This view of our moorage from the dike side shows you the channel of water between us and Sauvie Island in the background. The main arm of the Columbia River ran on the other side of Sauvie Island, and that was where the majority of boat traveled. Our little back water was ideal for canoeing and little outboard motor boats, one of which we borrowed from my brother in law.
The first time I stepped on our newly finished houseboat and felt the movement under me, I panicked. What if I got seasick? I had never been troubled by being on boats before, but I was still anxious. It turns out that I actually had the opposite problem. After our years on the water, I would have trouble adjusting to living on the land.
A few things took getting used to. When the house rode a little low in the water after we filled it with our furnishings, we had to have additional floats installed. A special machine came along side our house and shot huge Styrofoam barrels under the house. As they floated up, they lifted the house to a seaworthy height. We didn’t need to have our deck sloshed by every passing boat.

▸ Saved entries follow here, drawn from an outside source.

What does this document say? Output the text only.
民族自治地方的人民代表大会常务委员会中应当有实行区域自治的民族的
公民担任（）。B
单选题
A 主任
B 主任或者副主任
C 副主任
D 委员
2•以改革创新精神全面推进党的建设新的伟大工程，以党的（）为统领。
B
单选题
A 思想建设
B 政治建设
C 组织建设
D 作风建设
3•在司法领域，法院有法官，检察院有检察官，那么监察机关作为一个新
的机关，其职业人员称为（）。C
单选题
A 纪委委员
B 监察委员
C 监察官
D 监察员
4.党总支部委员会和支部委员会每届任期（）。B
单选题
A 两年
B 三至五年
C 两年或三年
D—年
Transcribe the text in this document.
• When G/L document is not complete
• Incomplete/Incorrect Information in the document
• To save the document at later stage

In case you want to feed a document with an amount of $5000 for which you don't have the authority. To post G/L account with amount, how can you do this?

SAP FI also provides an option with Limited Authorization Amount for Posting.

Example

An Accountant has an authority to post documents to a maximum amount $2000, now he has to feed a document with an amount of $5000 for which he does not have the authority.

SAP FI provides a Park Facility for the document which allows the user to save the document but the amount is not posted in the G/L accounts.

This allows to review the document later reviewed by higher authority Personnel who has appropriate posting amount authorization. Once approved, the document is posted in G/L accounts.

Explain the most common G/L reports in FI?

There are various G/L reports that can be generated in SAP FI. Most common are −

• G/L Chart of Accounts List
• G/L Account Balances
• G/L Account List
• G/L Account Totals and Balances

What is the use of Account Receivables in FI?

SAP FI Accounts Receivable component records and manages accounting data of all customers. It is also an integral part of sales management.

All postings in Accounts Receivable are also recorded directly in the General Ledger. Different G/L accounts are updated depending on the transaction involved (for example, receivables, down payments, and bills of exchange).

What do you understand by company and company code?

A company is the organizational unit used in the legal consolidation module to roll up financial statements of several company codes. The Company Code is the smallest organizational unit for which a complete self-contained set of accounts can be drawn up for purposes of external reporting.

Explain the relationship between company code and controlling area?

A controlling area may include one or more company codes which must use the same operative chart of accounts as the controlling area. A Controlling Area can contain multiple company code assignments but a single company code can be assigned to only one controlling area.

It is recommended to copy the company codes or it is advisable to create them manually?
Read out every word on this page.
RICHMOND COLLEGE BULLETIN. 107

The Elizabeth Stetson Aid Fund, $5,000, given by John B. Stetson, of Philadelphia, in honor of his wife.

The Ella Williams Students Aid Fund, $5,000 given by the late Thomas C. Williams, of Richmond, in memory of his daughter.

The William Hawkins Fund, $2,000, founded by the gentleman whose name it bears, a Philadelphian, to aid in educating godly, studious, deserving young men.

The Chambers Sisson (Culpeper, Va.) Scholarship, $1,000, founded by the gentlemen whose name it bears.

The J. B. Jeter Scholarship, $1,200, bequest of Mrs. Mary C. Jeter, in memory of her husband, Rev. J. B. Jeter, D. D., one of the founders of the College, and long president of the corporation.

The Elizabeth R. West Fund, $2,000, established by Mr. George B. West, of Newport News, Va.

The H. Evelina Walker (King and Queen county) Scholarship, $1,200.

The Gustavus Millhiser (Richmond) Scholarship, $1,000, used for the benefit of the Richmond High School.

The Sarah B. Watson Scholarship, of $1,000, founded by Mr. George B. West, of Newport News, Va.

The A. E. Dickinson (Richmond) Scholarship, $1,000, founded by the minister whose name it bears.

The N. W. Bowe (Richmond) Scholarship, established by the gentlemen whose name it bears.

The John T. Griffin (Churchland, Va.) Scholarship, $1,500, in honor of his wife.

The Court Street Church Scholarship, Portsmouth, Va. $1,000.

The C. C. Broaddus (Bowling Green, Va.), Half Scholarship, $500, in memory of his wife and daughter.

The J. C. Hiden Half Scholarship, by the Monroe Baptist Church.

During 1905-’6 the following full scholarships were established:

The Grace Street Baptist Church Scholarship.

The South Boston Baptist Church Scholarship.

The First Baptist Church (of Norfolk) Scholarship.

The other adjustment was to the rising and falling river level depending on the season and the rainfall. Our house was connected to the large posts you can see in the photo. When the water rose, our house lifted up; when it fell, we dropped. Only once did it look as if the water was rising so high that we might get unmoored. The owner fixed large cables from the moorage to the shore in case they were needed. They weren’t. However, years later in a massive flood year I watched a houseboat moorage float down the river and crash into a bridge in Portland.